Banking Trojans Targeting Android Users Disguise as Government and Trusted Payment Apps
Researchers have identified a coordinated campaign targeting Android users with banking trojans disguised as official government identity and payment applications. The campaign uses sophisticated spoofed Google Play Store pages that employ WebSocket-based download mechanisms to bypass security filters. These sites simulate legitimate app downloads by streaming malicious APK files in chunks, reassembling them in the browser, and programmatically triggering the file prompt.

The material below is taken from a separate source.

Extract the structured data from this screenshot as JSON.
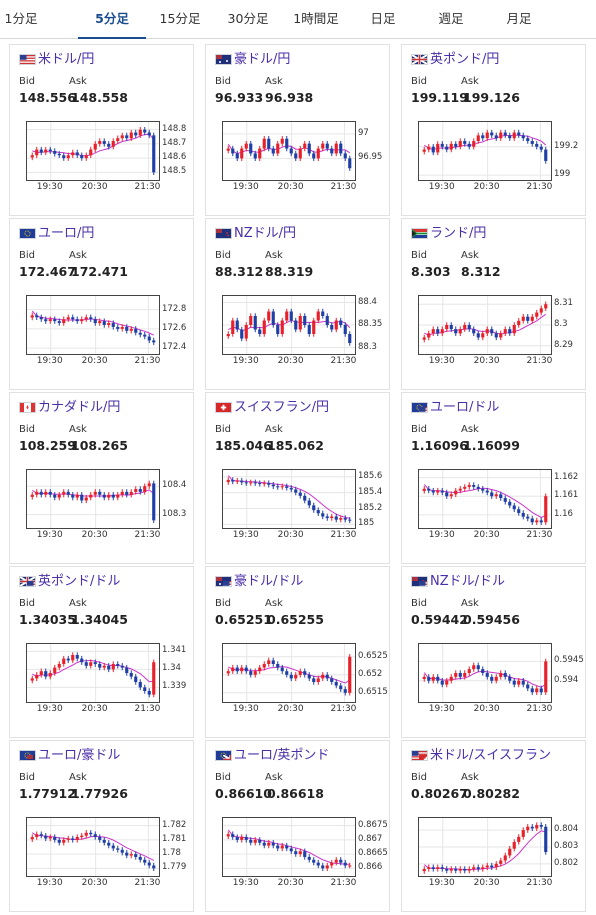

The primary payload identified is a variant of BankBot[.]Remo, a trojan first seen after its source code leaked in 2016, remains widely used to steal credentials. Alongside these advanced methods, attackers also host fake tax payment and banking applications on template-based spoofed sites, reusing code snippets with multiple regional language strings but little localization. Researchers uncovered open directories containing dozens of malicious APKs masquerading as trusted apps, including BCA, Livin, and OCBC, all of which were configured to contact C2 servers tied to the same infrastructure. Analysis of more than 100 related domains revealed consistent operational patterns that highlight the group’s regional footprint. Most of the infrastructure relied on Alibaba ISP, Gname[.]com Pte. Ltd. as the registrar, and share-dns[.]net or Cloudflare for nameservers, with reused TLS certificates and IP overlaps across clusters of domains. The campaign’s registration and resolution timelines consistently lagged by about 10.5 hours, with peaks during the daytime hours of UTC+7 to UTC+9, suggesting that local operators focused on Southeast Asia. The attackers’ blending of advanced obfuscation through WebSocket chunked delivery with mass-scale spoofing underscores the evolving threat to mobile users in regions with high mobile payment adoption. Mitigation requires blocking known C2 domains, monitoring for suspicious WebSocket traffic, auditing DNS activity for malicious infrastructure, and strengthening user awareness campaigns to ensure downloads are only made from verified app stores.